It's getting to the point where choosing a good A/V receiver is like choosing the least attractive Victoria's Secret model. The task is difficult because there are so many wonderful options and making a disappointing choice is a virtual impossibility. (That, and they all look good in black.)
Seriously, though, as feature sets constantly expand and prices consistently fall, there is tremendous value to be found in the under $1000 A/V receiver market. A shining example of this is Denon's newest beauty, the AVR-2803.
Like most receivers produced today, the 2803 boasts Dolby Digital EX and DTS-ES 6.1 extended-surround decoding. Though the volume of titles offering 6.1 sound is still depressingly small, it's better to be ready for what can only be considered the next inevitable step in home theater evolution. In addition to 6.1, you also get Dolby Pro Logic II and DTS Neo:6 decoding and Denon's popular 7-channel stereo mode. In short, there is no software currently available that the 2803 cannot handle.
Unique Features - For those of you looking at Denon's '03 receiver lineup like a kid fogging up a candy store window, here are some tidbits that might make a decision a little easier. The 2803 offers an 8-channel analog input for SACD/DVD-Audio sources, high-bandwidth component video switching for progressive DVD and HDTV signals and, most notably, seven channels of amplification (90 watts per channel) for true extended-surround playback. Conversely, the 1803 offers a 6-channel analog input, its component video inputs will not accept high-band-width signals and it only provides amplification for six speakers, at 80 watts per channel.
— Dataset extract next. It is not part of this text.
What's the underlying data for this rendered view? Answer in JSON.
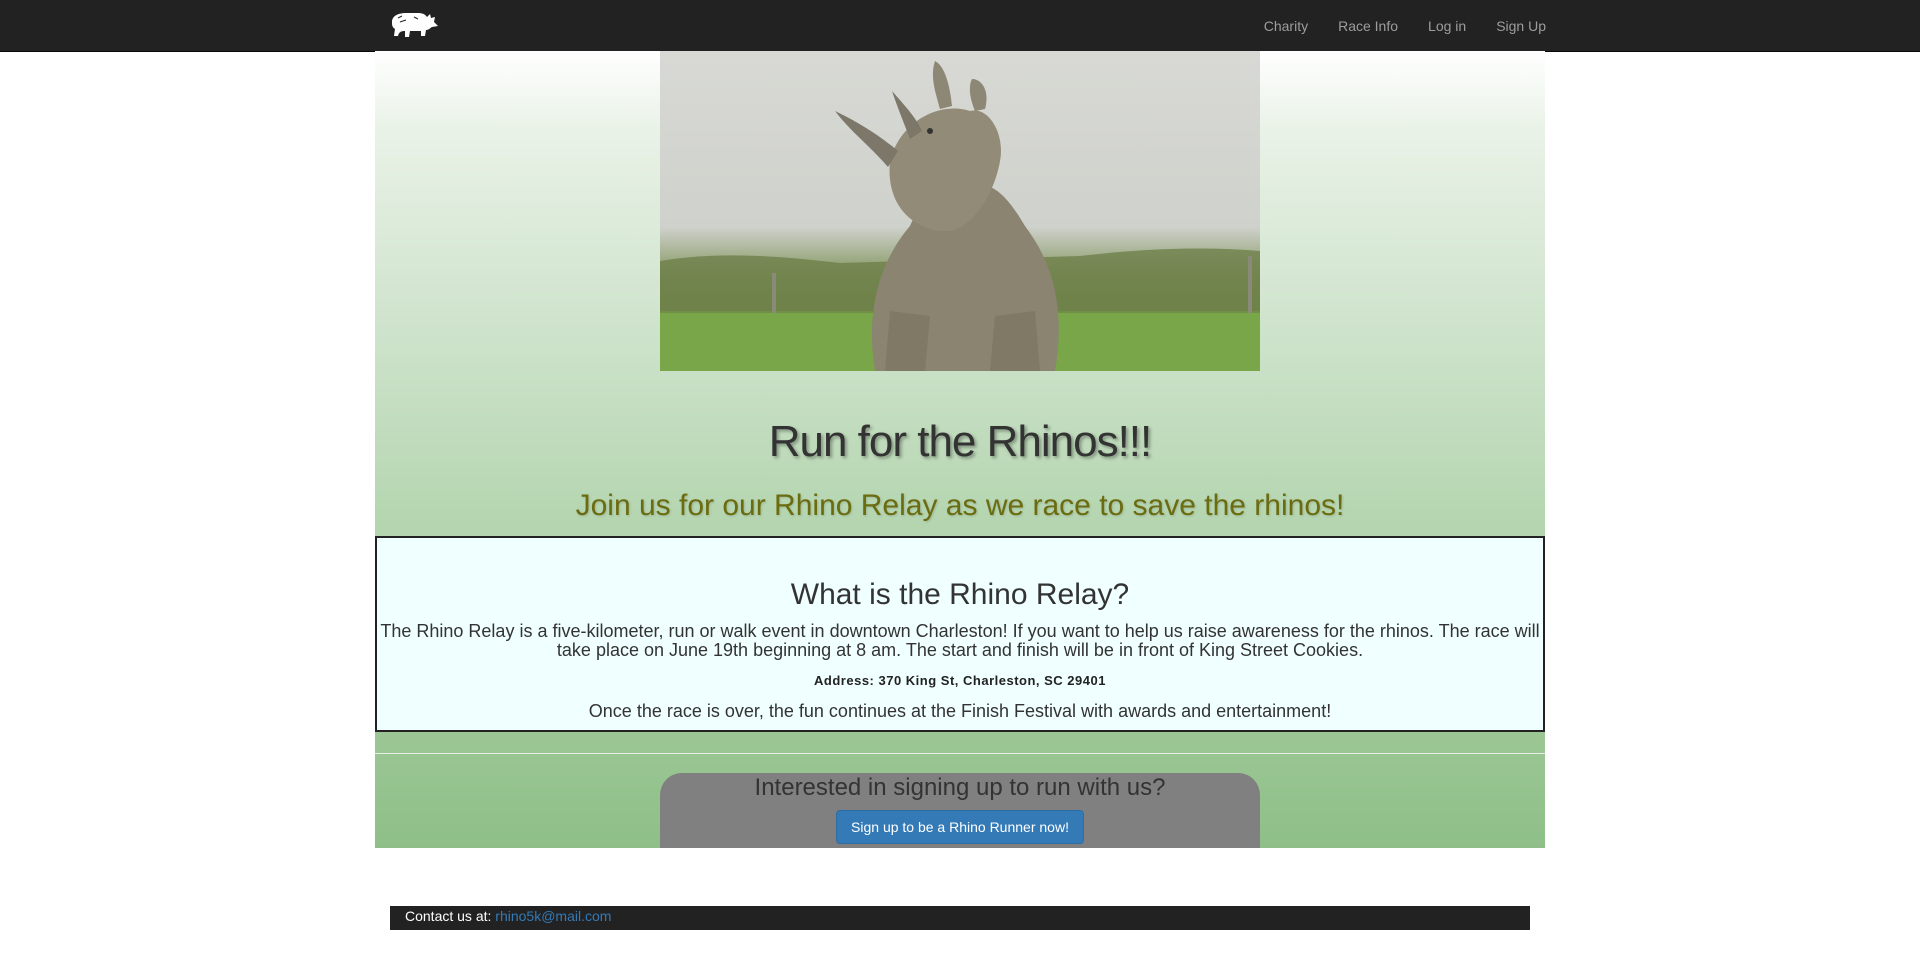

If you have an extra $400 burning a hole in your pocket, the more expensive 3803 adds 20 watts per channel (110 x 7) and better Digital-Analog Converters (DACs). While the 2803 offers 24-bit/96-kHz DACs from Analog Devices, the 3803 does one better, sporting superior 24-bit /192-kHz Burr-Brown DACs. It's up to you, of course, but these shortcomings don't add up to $400 in my book. $400 buys a lot of DVDs (or diapers, as my wife is quick to remind me).
Installation/Setup/Ease of Use - Lifting the 2803 out of its box, I found it surprisingly light. Having recently reviewed the Harman/Kardon AVR325, which weighed in at a hefty 40 lbs, the Denon's 28 lbs seemed downright dainty in comparison. Unlike portable MP3 players, thinner and lighter is not often the goal when it comes to developing a winning receiver. As a rule of thumb, a heftier box generally indicates a more substantial power supply, which typically translates to better overall sound. Thankfully, the Denon's slim figure did not in the least detract from its excellent performance.
As receivers get more complex, an intuitive setup and on-screen display system is imperative. This area represents my biggest gripe with the 2803 (and most Denons in my experience). While the 2803 will do just about everything you can think of, it's not always immediately evident how you need to do it. Like most men, asking for directions does not always come easy; I like to figure things out for myself. I'm a computer guy, too, and I don't think I've ever opened a single "ReadMe file" before using a new program. One piece of advice: before you pop in your favorite DVD and crank up the 2803, read the manual.
Adjusting things like crossover frequency, speaker size and speaker levels are all feasible on the 2803, but it was often aggravating. Frequently, I found myself dropping back to the Main Menu when I simply wanted to go back one screen, or I'd go back one screen when I wanted to highlight or engage a feature. To save others from some of the stress that I encountered, remember, it is possible to adjust speaker levels without using the built-in test tones. You need to use the "Ch. Select" button, which can only be found on the remote control.
The remote control was my only other problem with the 2803. I found the remote to be too long, it wasn't backlit, and I didn't care for the placement or design of the five-key cursor control. Though it can learn commands and does offer one-button access to surround modes like Dolby Pro Logic II, I just can't recommend this remote as your primary control device. There are many third-party universal remotes out there. My suggestion is to purchase a more intuitively designed learning model, and teach it the direct-access commands that Denon has offered with this machine.